Our conclusions were limited by certain aspects of the study method and available data. We conducted our analysis on publicly available documents describing the mission, values, and strategic plan of each school, but the content and wording of these documents may differ from documents that circulate internally within each school. Furthermore, we focused on stated goals to increase URM student representation, whereas actual institutional support for programs focused on URM students is challenging to quantify, and data measuring this are not publicly available. Therefore, we were unable to correlate the resources each school devoted to programs supporting URM student recruitment with the goals expressed in their mission statement and other documents reviewed.

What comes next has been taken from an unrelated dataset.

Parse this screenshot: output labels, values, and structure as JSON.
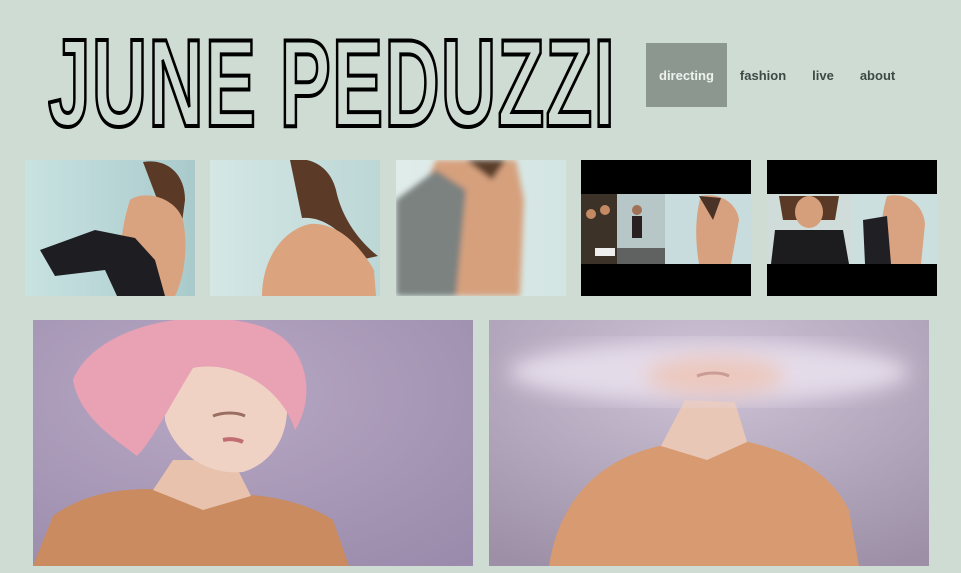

While we were able to obtain mission statements for all 40 schools and value statements for a majority of the schools included, at many schools, the strategic plan was not publicly available or was not specific to the medical school. Different schools may have different levels of autonomy with respect to the broader health care system or university system in framing their mission, values, and strategic plan. Therefore, in some cases where a strategic plan could not be found, this may be because the school or college of medicine did not compile and publish its own strategic plan separate from the broader system of which it was a part. Moreover, some medical schools may have implemented initiatives related to URM student recruitment that were not reflected in the strategic plan published for the overall health system or university. However, with our analysis considering additional evidence from value statements and strategic plans (where available), our approach still represents an advance over prior research which focused on the content of mission statements alone [11].

Conclusion

Our study presents initial evidence highlighting the importance of medical school mission statements for increasing the representation of URM students. Changing school mission statements to reflect an institutional goal of increasing URM student representation can demonstrate support and marshall additional resources for specific initiatives enhancing URM student recruitment and retention, such as pipeline programs, early admission or holistic admissions programs, and programs for mentoring and supporting enrolled students. Further work is needed to prospectively evaluate how changes in a school’s mission statement can cascade into improved support for programs addressing URM student representation, and, ultimately, a more representative demographic profile of each graduating class. Additional work is needed to understand how the construction of mission statements is potentially related to institutionalized racism in academic medicine, such that a research focus is perceived by institutional leaders to be exclusionary of a focus on URM student representation. This process may operate at the institutional level (formulating a mission statement, setting goals in a strategic plan), but also at the individual level of how URM students are advised and encouraged to enter primary care vs. subspecialty fields, or to seek positions in community practice vs. academic medicine. Therefore, further research and institutional evaluations should examine how mission statements reflect or influence qualitative aspects of students’ experience.